Only fitting, the final of his event at the U.S. Track and Field Trials falls on such a patriotic day, the Fourth of July.
He's certainly the vaulter to beat, which is quite a contrast to four years ago when he was in the stands and watching the competition.
As for balancing his duties to his country with his pole vaulting career, Kendricks said it's not all that difficult. He's currently in the reserves, but checks in all the time with his commanders.
"They all give me space and time to do this so I can reach my highest level and lift the Army along with me," Kendricks said. "I still wanted to give my dedication to my nation and so I continued as a reservist.
"I love to serve my country."
Here's how his military and his pole vaulting careers started: Kendricks walked on to the University of Mississippi track team as a freshman and joined the ROTC program to help with college tuition. He fully planned to serve when he was done, but became so good at the event winning 2013 and '14 NCAA championships that he combined his two passions.

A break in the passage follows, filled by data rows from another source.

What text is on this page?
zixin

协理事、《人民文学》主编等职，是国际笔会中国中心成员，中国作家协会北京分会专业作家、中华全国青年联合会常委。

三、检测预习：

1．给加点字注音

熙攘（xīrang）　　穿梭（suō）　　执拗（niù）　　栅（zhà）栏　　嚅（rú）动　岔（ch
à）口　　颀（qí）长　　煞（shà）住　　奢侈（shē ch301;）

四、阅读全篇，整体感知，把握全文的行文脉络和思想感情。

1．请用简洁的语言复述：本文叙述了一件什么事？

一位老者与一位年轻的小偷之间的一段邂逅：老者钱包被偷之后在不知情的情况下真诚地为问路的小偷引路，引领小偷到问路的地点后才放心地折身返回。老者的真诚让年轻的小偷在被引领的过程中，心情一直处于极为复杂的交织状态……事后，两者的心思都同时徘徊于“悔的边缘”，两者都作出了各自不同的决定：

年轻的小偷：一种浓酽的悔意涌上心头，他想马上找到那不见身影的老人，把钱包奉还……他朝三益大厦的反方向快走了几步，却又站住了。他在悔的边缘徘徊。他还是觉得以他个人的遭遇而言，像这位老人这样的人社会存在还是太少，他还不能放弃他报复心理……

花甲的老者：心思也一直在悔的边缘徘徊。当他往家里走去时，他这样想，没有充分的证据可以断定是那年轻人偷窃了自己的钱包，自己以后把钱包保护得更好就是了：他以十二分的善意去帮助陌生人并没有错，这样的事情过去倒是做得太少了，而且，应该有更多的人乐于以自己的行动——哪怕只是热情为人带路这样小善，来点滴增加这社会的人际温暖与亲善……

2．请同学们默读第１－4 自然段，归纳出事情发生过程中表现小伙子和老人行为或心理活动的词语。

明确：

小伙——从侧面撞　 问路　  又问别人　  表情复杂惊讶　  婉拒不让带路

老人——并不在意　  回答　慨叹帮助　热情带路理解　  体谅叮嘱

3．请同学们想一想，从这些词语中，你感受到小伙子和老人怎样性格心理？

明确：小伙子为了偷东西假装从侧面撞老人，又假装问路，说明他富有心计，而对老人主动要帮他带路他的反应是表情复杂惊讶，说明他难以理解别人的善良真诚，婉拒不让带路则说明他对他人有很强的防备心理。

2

He's only soared from there, capturing a silver medal at world indoors in March up the road in Portland. His best jump this season was 19 feet, 5 inches (5.92 meters) in May. It's second only to reigning Olympic champion Renaud Lavillenie of France.

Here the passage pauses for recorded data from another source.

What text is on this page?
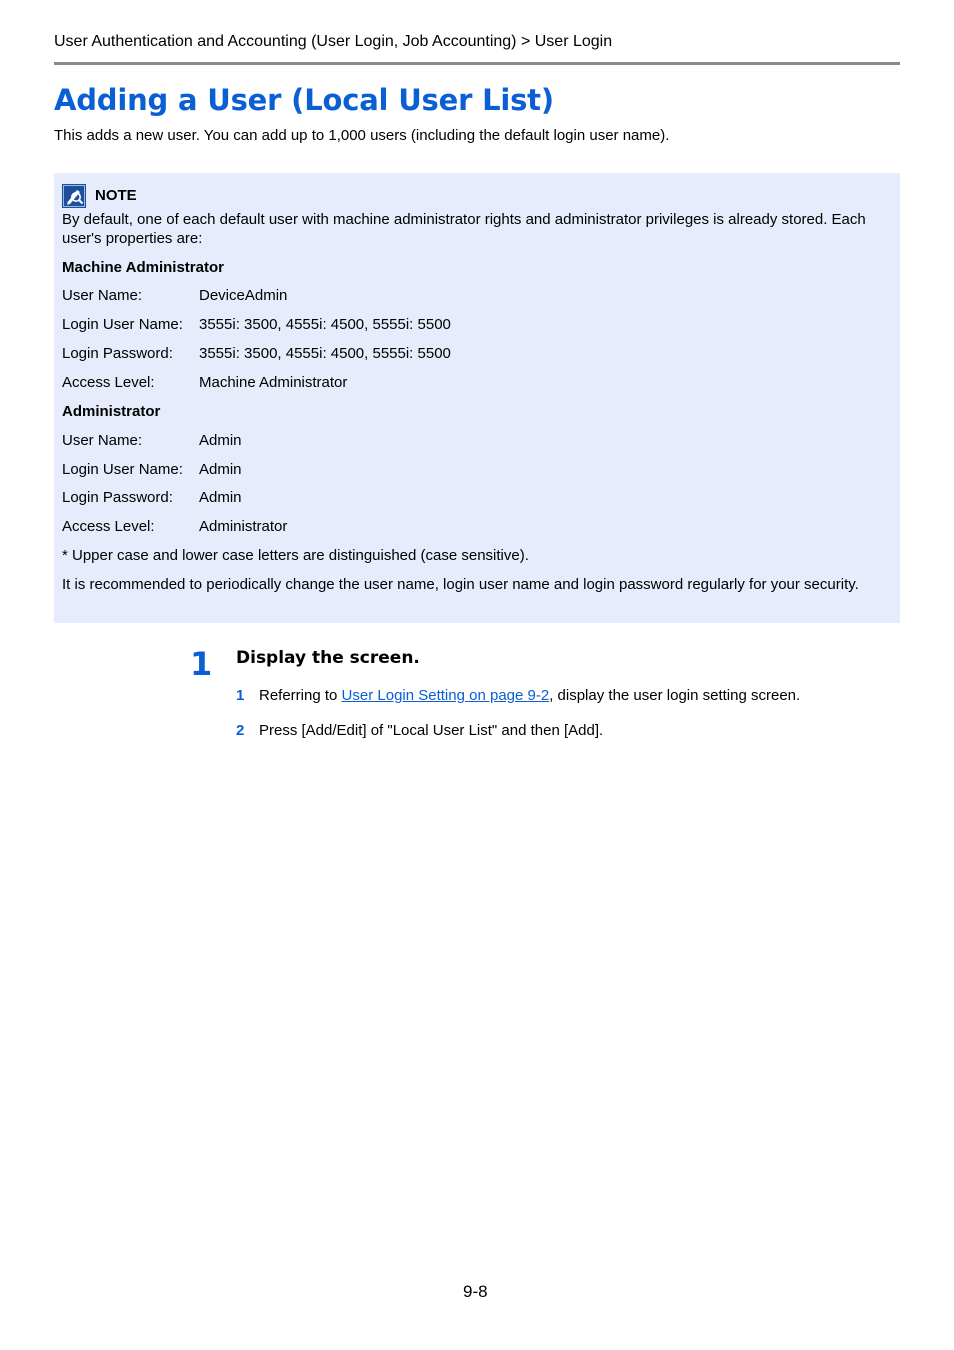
User Authentication and Accounting (User Login, Job Accounting) > User Login
Adding a User (Local User List)
This adds a new user. You can add up to 1,000 users (including the default login user name).
NOTE
By default, one of each default user with machine administrator rights and administrator privileges is already stored. Each user's properties are:
Machine Administrator
User Name:	DeviceAdmin
Login User Name: 3555i: 3500, 4555i: 4500, 5555i: 5500
Login Password: 3555i: 3500, 4555i: 4500, 5555i: 5500
Access Level:	Machine Administrator
Administrator
User Name:	Admin
Login User Name: Admin
Login Password: Admin
Access Level:	Administrator
* Upper case and lower case letters are distinguished (case sensitive).
It is recommended to periodically change the user name, login user name and login password regularly for your security.
1 Display the screen.
1 Referring to User Login Setting on page 9-2, display the user login setting screen.
2 Press [Add/Edit] of "Local User List" and then [Add].
9-8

The 23-year-old Kendricks easily earned his way into the final with a rather smooth performance during Saturday's qualifying.
"It was a fun day out there. It's a rare occasion that we can get all the guys together because I consider pole vault at this stage to be like a traveling circus, because we all go around the country to the same meets trying to find the best conditions to get into this meet," Kendricks said. "Everybody just went out there and had fun."
At meets, Kendricks is frequently thanked for his service by fellow military personnel.
No, he always responds, a big thanks to them.
"I know there are other (people) out there putting their lives on the line," Kendricks said. "I applaud them for their service and thank them very much."
Here are other events going on Monday at trials:
REST AND RECOVERED: Galen Rupp kicks off his pursuit of qualifying in a third event, the 5,000, with a first-round heat. Rupp already has a spot to Rio in the 10,000 and the marathon. Should he make the team in the 5K, his plan would be to run the 10K and choose between the marathon and 5K.
DON'T TREAD ON HIM: 800-meter runner Boris Berian made headlines when Nike recently filed a lawsuit against him for breach of contract. The suit was dropped just before trials. Now wearing New Balance, Berian, who once flipped burgers at McDonald's to earn extra cash for training, will chase after the title and a spot on the Olympic team. It's a field that doesn't include Nick Symmonds (ankle injury) or NCAA champion Donavan Brazier (failed to qualify).
TWO-LAP PURSUIT: Brenda Martinez, who trains with Berian at Big Bear Track Club in California, had the fastest time in the semifinal round. She and Alysia Montano, who's known for wearing a plastic flower in her hair, will be the favorites in the final. Martinez earned a bronze medal at the 2013 world championships in Moscow.
LONG TOSS: Riley Dolezal, a middle-school teacher, had the top throw in javelin qualifying in advance of Monday's final. To bankroll his Olympic aspirations, Dolezal started a Go Fund Me account, which has raised more than $2,300 so far. Sean Furey and Cyrus Hostetler are in the field. They both made the 2012 Olympic team.
STEEPLECHASE: Evan Jager is the unquestioned leader of the pack as qualifying begins in the 3,000 steeplechase. He's the American record holder in the event.